MINNEAPOLIS — The Minnesota Court of Appeals on Monday upheld the most serious murder conviction against former Minneapolis police officer Derek Chauvin for the killing of George Floyd.
Chauvin is serving a 22 1/2-year sentence on the second-degree murder count. His attorney had asked the appeals court to throw out the ex-officer’s convictions for several reasons, including the massive pretrial publicity. He also argued that legal and procedural errors deprived Chauvin of a fair trial. Prosecutors say Chauvin got a fair trial and just sentence.
Floyd died on May 25, 2020, after Chauvin, who is white, used his knee to pin the Black man’s neck to the ground for 9 1/2 minutes. A bystander video captured Floyd’s fading cries of “I can’t breathe.” Floyd’s death touched off protests around the world, some of which turned violent, and forced a national reckoning with police brutality and racism.
Chauvin’s attorney, William Mohrman, argued on appeal that the trial judge should have moved the case out of Minneapolis because of extensive pretrial publicity and unprecedented security precautions due to fears of violence.
“The primary issue on this appeal is whether a criminal defendant can get a fair trial consistent with constitutional requirements in a courthouse surrounded by concrete block, barbed wire, two armored personnel carriers, and a squad of National Guard troops, all of which or whom are there for one purpose: in the event that the jury acquits the defendant,” Mohrman said in oral arguments in January.
But Neal Katyal, a special attorney for the state, argued that Chauvin got “one of the most transparent and thorough trials in our nation’s history. … Chauvin’s many arguments before this court do not come close to justifying reversal.”

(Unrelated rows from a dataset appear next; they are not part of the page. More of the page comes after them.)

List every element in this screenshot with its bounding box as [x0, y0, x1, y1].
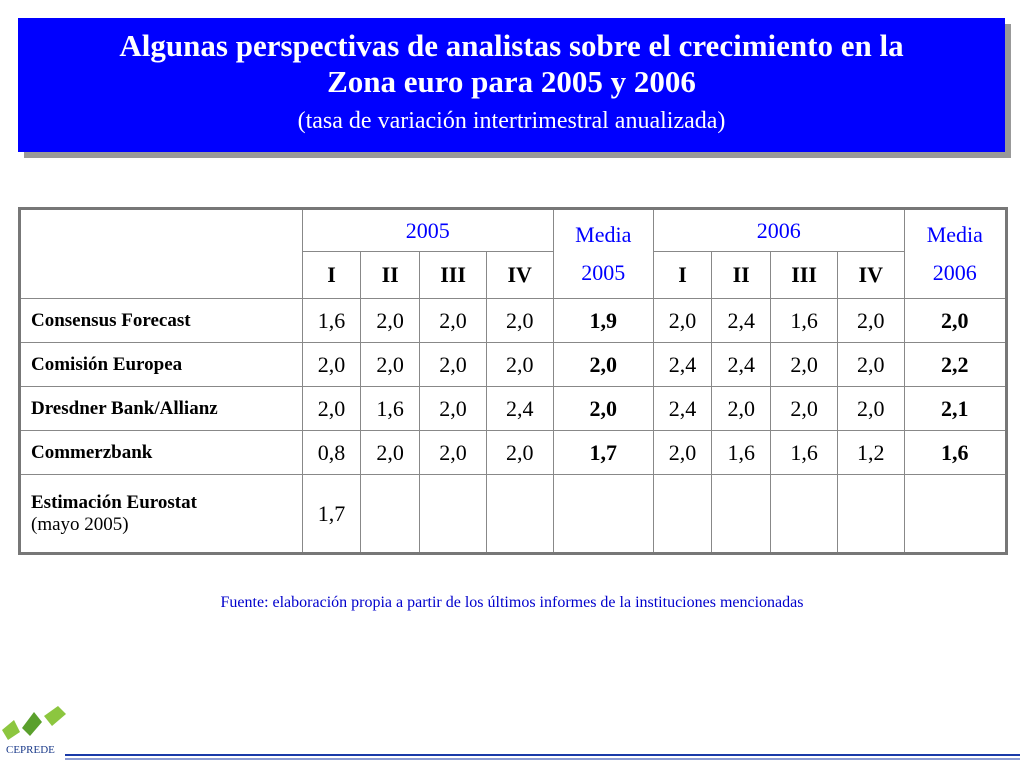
value-cell: 2,0 [552, 342, 654, 387]
year-cell: 2006 [652, 208, 905, 252]
value-cell: 1,7 [552, 430, 654, 475]
value-cell: 1,6 [301, 298, 362, 343]
value-cell: 2,0 [652, 298, 713, 343]
row-label-text: Commerzbank [31, 441, 153, 463]
logo-shape [22, 712, 42, 736]
row-label: Comisión Europea [19, 342, 303, 387]
value-cell: 2,0 [419, 430, 487, 475]
value-cell: 2,4 [485, 386, 554, 431]
value-cell: 1,6 [360, 386, 421, 431]
value-cell: 2,4 [711, 342, 772, 387]
data-row: Comisión Europea 2,0 2,0 2,0 2,0 2,0 2,4 2,4 2,0… [19, 342, 1008, 387]
source-note: Fuente: elaboración propia a partir de l… [220, 594, 804, 611]
header-row: 2005 Media 2005 2006 Media 2006 [19, 208, 1008, 299]
header-row: I II III IV I II III IV [20, 251, 1007, 299]
row-note: (mayo 2005) [31, 513, 129, 535]
quarter-cell: III [419, 251, 487, 299]
value-cell: 1,2 [836, 430, 905, 475]
value-cell [419, 474, 487, 554]
value-cell [652, 474, 713, 554]
row-label: Estimación Eurostat (mayo 2005) [19, 474, 303, 554]
footer-graphics [2, 706, 1020, 760]
row-label-text: Comisión Europea [31, 353, 183, 375]
value-cell: 0,8 [301, 430, 362, 475]
value-cell: 2,0 [711, 386, 772, 431]
row-label-text: Estimación Eurostat [31, 491, 197, 513]
value-cell: 2,0 [552, 386, 654, 431]
value-cell: 1,6 [711, 430, 772, 475]
value-cell: 2,4 [652, 342, 713, 387]
value-cell [711, 474, 772, 554]
mean-header-line: 2005 [581, 260, 626, 285]
quarter-cell: IV [485, 251, 554, 299]
value-cell: 2,4 [652, 386, 713, 431]
data-row: Estimación Eurostat (mayo 2005) 1,7 [19, 474, 1008, 554]
value-cell: 2,0 [360, 430, 421, 475]
value-cell [360, 474, 421, 554]
mean-header-line: 2006 [932, 260, 977, 285]
value-cell: 2,0 [485, 430, 554, 475]
value-cell: 2,1 [903, 386, 1008, 431]
quarter-cell: II [711, 251, 772, 299]
mean-header-line: Media [926, 222, 983, 247]
data-row: Commerzbank 0,8 2,0 2,0 2,0 1,7 2,0 1,6 1,6 1,2 1,… [19, 430, 1008, 475]
mean-header: Media 2005 [552, 208, 654, 299]
value-cell: 2,0 [836, 386, 905, 431]
value-cell: 1,6 [770, 298, 838, 343]
value-cell [903, 474, 1008, 554]
value-cell: 1,6 [770, 430, 838, 475]
logo-text: CEPREDE [6, 744, 55, 756]
value-cell: 1,6 [903, 430, 1008, 475]
value-cell: 2,0 [419, 386, 487, 431]
corner-cell [19, 208, 303, 299]
value-cell: 2,0 [301, 386, 362, 431]
logo-shape [44, 706, 66, 726]
data-row: Dresdner Bank/Allianz 2,0 1,6 2,0 2,4 2,0 2,4 2… [19, 386, 1008, 431]
row-label-text: Consensus Forecast [31, 309, 191, 331]
year-cell: 2005 [301, 208, 554, 252]
title-line: Algunas perspectivas de analistas sobre … [119, 28, 904, 63]
value-cell: 2,2 [903, 342, 1008, 387]
mean-header-line: Media [575, 222, 632, 247]
value-cell: 1,9 [552, 298, 654, 343]
value-cell: 2,0 [836, 342, 905, 387]
value-cell: 2,0 [485, 298, 554, 343]
value-cell: 2,0 [360, 298, 421, 343]
value-cell: 2,0 [419, 342, 487, 387]
row-label: Consensus Forecast [19, 298, 303, 343]
row-label: Dresdner Bank/Allianz [19, 386, 303, 431]
value-cell [552, 474, 654, 554]
value-cell: 2,0 [360, 342, 421, 387]
value-cell: 2,0 [419, 298, 487, 343]
quarter-cell: III [770, 251, 838, 299]
quarter-cell: II [360, 251, 421, 299]
logo-shape [2, 720, 20, 740]
value-cell: 2,0 [770, 386, 838, 431]
title-box: Algunas perspectivas de analistas sobre … [18, 18, 1005, 152]
value-cell: 2,0 [301, 342, 362, 387]
mean-header: Media 2006 [903, 208, 1008, 299]
row-label-text: Dresdner Bank/Allianz [31, 397, 218, 419]
subtitle: (tasa de variación intertrimestral anual… [297, 108, 726, 134]
title-line: Zona euro para 2005 y 2006 [327, 64, 696, 99]
forecast-table: 2005 Media 2005 2006 Media 2006 I II III IV I II III… [18, 207, 1008, 555]
quarter-cell: I [301, 251, 362, 299]
value-cell: 2,0 [485, 342, 554, 387]
value-cell: 2,0 [903, 298, 1008, 343]
value-cell [770, 474, 838, 554]
value-cell [836, 474, 905, 554]
row-label: Commerzbank [19, 430, 303, 475]
value-cell: 2,0 [836, 298, 905, 343]
data-row: Consensus Forecast 1,6 2,0 2,0 2,0 1,9 2,0 2,4 1… [19, 298, 1008, 343]
value-cell: 2,0 [770, 342, 838, 387]
value-cell: 2,4 [711, 298, 772, 343]
quarter-cell: I [652, 251, 713, 299]
quarter-cell: IV [836, 251, 905, 299]
value-cell [485, 474, 554, 554]
value-cell: 2,0 [652, 430, 713, 475]
value-cell: 1,7 [301, 474, 362, 554]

Hennepin County Judge Peter Cahill sentenced Chauvin to 22 1/2 years after jurors found him guilty of second-degree murder, third-degree murder and second-degree manslaughter. Chauvin later pleaded guilty to a separate federal civil rights charge and was sentenced to 21 years in federal prison, which he is now serving in Arizona concurrent with his state sentence.
“Judge Cahill managed this trial with enormous care, and even if Chauvin could identify some minor fault, any error is harmless,” Katyal said. “The evidence of Chauvin’s guilt was captured on video for the world to see.”
Mohrman argued in his brief that the pretrial publicity was the most extensive of any trial in Minnesota history, and that the judge should have moved the trial and sequestered the jury. Mohrman wrote that the publicity and the riots, the city’s $27 million settlement with Floyd’s family announced during jury selection, the unrest over a police killing of a Black man in a Minneapolis suburb during jury selection, and the sealing off of the courthouse, were just some of the factors prejudicing Chauvin’s chance of a fair trial.
His appeal also focused on one juror who participated in a civil rights event commemorating the Rev. Martin Luther King Jr.’s March on Washington, a few months after Floyd’s death. Only after the trial did the juror reveal that he had been there.
The juror was questioned during selection about whether he had participated in any demonstrations or marches “in Minneapolis” against police brutality after Floyd’s death. But Chauvin’s original attorney, Eric Nelson, did not ask whether he had participated in any marches elsewhere.
Mohrman argued that Cahill should have held a hearing after the revelation to determine whether the juror’s nondisclosure constituted misconduct. He said the appeals court should send the case back to Cahill for a hearing on that issue — a request that Cahill had denied.
Other disputes in the appeal included whether it was legally permissible to convict Chauvin of third-degree murder, given a 2021 Minnesota Supreme Court decision clarifying the definition of that crime, and whether Cahill was justified in exceeding the 12 1/2 years recommended under the state’s sentencing guidelines.